“ETERNAL FATHER, STRONG TO SAVE.”

This is sung almost universally on English ships. It is said to have been one of Sir Evelyn Wood's favorites. The late William Whiting wrote it in 1860, and it was incorporated with some alterations in the standard English Church collection 424 / 370 entitled Hymns Ancient and Modern. It is a translation from a Latin hymn, a triune litany addressing a stanza each to Father, Son and Holy Spirit.
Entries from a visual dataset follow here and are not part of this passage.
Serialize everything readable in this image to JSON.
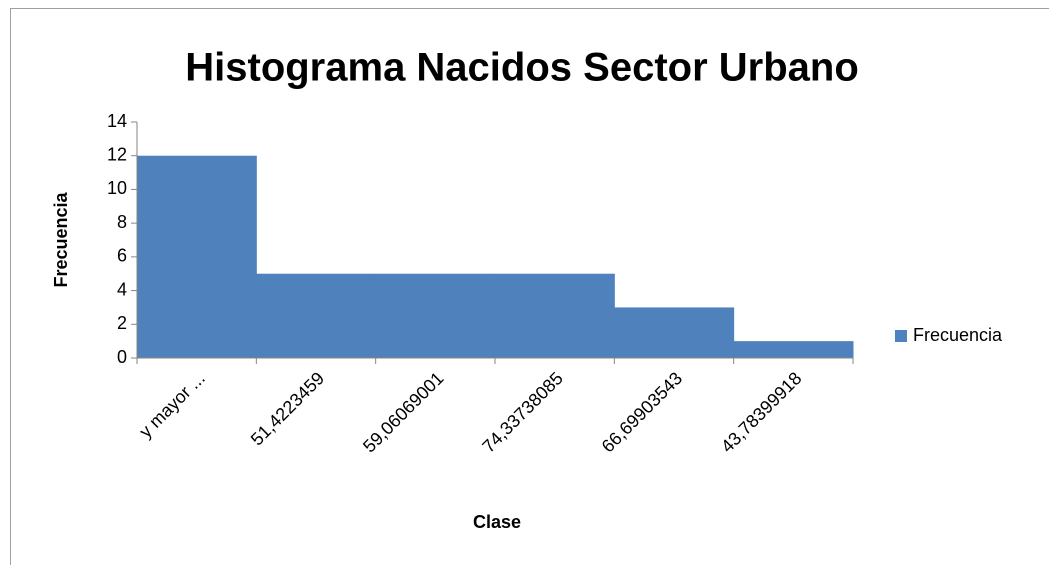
{
  "chart_data": {
    "type": "bar",
    "title": "Histograma Nacidos Sector Urbano",
    "x_label": "Clase",
    "y_label": "Frecuencia",
    "categories": [
      "y mayor ...",
      "51,4223459",
      "59,06069001",
      "74,33738085",
      "66,69903543",
      "43,78399918"
    ],
    "series": [
      {
        "name": "Frecuencia",
        "color": "#4f81bd",
        "values": [
          12,
          5,
          5,
          5,
          3,
          1
        ]
      }
    ],
    "ylim": [
      0,
      14
    ],
    "yticks": [
      0,
      2,
      4,
      6,
      8,
      10,
      12,
      14
    ],
    "grid": false,
    "legend": "right"
  }
}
The whole four stanzas have the same refrain, and the appeal to the Father, who bids—

—the mighty ocean deep

Its own appointed limits keep,

—varies in the appeal to Christ, who—

walked upon the foaming deep.

The third and fourth stanzas are the following:

O Holy Spirit, Who didst brood

Upon the waters dark and rude,

And bid their angry tumult cease,

And give, for wild confusion, peace;

Oh, hear us when we cry to Thee

For those in peril on the sea.

O Trinity of love and power,

Our brethren shield in danger's hour;

From rock and tempest, fire and foe,

Protect them wheresoe'er they go:

Thus evermore shall rise to Thee

Glad hymns of praise from land to sea.

William Whiting was born at Kensington, London, Nov. 1, 1825. He was Master of Winchester College Chorister's School Died in 1878.